# taz.de -- Kommentar Kitagebühren: Alles für die Kinder, und zwar umsonst
       
       > Über der Kita-Debatte schwebt eine Entweder-oder-Frage: mehr
       > ErzieherInnen oder keine Gebühren? Die Frage ist falsch – beides muss
       > her.
       
 (IMG) Bild: Am vergangenen Wochenende demonstrierten Eltern und Erzieher*innen in Berlin für mehr Kita-Plätze
       
       Was hätten Sie lieber: mehr Erzieher*innen für die Kitas oder keine
       Kitagebühren? Diese Entweder-oder-Frage schwebt derzeit über der Diskussion
       um Qualität und Ausbau von Kitas. Es wird suggeriert, dass beides
       zusammenhängt: Wer gebührenfreie Kitas will, muss hinnehmen, dass Kinder in
       20er-Trupps betreut werden. Nur wer für Gebühren ist, kann auch Qualität
       einfordern. Beides zusammen ist teuer, wie auch [1][die aktuelle
       Bertelsmann-Studie] zeigt. Aber: Die Frage ist falsch.
       
       Richtig ist: Bessere Qualität und Gebührenfreiheit sind zwei politische
       Ziele, die derzeit parallel angegangen werden. Familienministerin Franziska
       Giffey (SPD) hat für dieses Jahr ein Qualitätsgesetz angekündigt, das etwa
       festlegt, welcher Betreuungsschlüssel nicht unterschritten werden darf.
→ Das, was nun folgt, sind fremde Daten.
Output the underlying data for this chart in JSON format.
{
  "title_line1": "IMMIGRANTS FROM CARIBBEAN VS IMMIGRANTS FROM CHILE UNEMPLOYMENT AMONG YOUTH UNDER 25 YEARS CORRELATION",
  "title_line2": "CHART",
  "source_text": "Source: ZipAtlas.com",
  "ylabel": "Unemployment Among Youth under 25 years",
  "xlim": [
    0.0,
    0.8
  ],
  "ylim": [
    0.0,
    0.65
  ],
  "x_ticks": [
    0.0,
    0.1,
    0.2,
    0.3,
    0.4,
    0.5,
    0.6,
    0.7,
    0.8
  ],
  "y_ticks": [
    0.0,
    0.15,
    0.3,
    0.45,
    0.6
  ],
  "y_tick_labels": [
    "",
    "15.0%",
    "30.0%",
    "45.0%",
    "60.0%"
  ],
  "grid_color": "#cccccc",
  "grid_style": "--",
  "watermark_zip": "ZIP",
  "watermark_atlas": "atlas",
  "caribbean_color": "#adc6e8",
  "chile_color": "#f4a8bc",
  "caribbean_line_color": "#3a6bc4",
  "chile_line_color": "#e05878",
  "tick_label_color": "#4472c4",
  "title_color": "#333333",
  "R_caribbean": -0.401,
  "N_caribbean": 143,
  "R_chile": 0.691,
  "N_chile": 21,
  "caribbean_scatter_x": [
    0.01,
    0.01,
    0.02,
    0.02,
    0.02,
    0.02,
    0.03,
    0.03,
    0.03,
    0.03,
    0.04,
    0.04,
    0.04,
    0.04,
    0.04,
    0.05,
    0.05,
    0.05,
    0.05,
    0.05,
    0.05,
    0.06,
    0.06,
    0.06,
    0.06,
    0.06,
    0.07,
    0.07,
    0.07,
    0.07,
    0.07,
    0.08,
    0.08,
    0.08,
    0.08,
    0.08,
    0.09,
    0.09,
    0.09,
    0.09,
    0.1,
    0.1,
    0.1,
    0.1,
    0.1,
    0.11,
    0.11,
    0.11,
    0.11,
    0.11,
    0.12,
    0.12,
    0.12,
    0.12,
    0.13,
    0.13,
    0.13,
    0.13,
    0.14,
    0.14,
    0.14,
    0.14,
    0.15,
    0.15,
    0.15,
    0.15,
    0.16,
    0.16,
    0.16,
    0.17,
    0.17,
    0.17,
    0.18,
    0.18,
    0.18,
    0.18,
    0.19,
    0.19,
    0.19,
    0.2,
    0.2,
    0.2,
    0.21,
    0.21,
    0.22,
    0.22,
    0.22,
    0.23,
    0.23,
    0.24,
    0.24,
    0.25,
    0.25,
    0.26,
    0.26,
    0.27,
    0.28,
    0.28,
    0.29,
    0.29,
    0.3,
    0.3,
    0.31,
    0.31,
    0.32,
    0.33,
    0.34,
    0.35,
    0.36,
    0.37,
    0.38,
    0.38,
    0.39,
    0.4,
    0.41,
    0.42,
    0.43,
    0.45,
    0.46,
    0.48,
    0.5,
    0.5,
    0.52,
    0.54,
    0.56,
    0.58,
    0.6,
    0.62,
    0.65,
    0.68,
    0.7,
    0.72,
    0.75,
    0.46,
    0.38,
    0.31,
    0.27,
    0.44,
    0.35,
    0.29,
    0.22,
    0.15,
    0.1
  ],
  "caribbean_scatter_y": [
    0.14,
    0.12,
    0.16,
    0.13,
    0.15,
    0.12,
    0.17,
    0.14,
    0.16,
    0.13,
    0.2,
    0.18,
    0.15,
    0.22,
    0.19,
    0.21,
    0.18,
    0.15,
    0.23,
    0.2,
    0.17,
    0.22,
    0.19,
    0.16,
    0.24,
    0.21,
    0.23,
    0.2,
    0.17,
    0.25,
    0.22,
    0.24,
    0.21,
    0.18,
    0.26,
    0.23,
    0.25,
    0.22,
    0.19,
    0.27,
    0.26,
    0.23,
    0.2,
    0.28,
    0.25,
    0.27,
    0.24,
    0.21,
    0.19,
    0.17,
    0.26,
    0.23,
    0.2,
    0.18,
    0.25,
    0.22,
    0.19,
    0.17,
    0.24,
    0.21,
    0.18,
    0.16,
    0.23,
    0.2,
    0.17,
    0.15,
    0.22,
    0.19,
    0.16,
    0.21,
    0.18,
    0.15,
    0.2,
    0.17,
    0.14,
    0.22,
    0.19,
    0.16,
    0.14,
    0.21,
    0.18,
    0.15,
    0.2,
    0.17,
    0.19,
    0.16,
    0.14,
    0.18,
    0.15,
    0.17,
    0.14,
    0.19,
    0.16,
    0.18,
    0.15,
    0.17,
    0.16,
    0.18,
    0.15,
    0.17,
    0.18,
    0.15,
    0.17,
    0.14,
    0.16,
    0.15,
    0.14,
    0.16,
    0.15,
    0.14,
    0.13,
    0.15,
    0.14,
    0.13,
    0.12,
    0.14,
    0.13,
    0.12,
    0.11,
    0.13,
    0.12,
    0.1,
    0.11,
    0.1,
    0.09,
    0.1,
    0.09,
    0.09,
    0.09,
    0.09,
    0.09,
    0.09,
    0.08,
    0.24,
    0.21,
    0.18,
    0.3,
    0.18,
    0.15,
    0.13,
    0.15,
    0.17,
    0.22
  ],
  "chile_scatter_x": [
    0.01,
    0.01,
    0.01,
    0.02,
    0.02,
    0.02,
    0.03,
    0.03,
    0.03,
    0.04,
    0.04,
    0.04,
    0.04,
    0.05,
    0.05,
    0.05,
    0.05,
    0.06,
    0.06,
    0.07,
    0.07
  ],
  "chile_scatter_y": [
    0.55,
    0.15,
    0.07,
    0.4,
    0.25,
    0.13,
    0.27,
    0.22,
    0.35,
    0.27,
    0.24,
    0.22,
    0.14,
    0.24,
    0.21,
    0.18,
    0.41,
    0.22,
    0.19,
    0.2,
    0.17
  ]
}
       Gleichzeitig schaffen Länder wie Berlin Kitagebühren ab, und das obwohl
       sich über 80 Prozent der Eltern vorstellen können, für mehr Personal und
       bessere Ausstattung zu zahlen.
       
       Wenn dann, wie am Wochenende Tausende Eltern in der Hauptstadt auf die
       Straße gehen und genau das fordern, dann liegt es nahe zu sagen: Die
       Politik soll die Gebühren wieder einführen, dann geht’s den Kleinen besser.
       Und gerecht ist es auch – denn von der Beitragsfreiheit profitieren Arme eh
       nicht. Doch weil die Schulen bröckeln und Unterricht ausfällt, kommt ja
       auch niemand auf die Idee, unter dem Deckmantel der Umverteilung ein
       Schulgeld für alle zu fordern, die es sich leisten können.
       
       Eine berechtigte Forderung ist die nach kostenlosem Zugang zu Bildung für
       alle. Kitas sind inzwischen Teil der Bildungskette, auch in den alten
       Bundesländern. In den neuen Ländern wurden sie schon zu DDR-Zeiten so
       behandelt. Ebenfalls berechtigt ist die Forderung nach Umverteilung von
       reich nach arm. Die lässt sich effektiver über ein Steuersystem
       organisieren, das Vermögende stärker zur Kasse bittet, als über eine
       Beitragstabelle in der Kita. Daher ist es Unsinn, hier einen Gegensatz zu
       konstruieren. Beides muss her: keine Gebühren und mehr ErzieherInnen.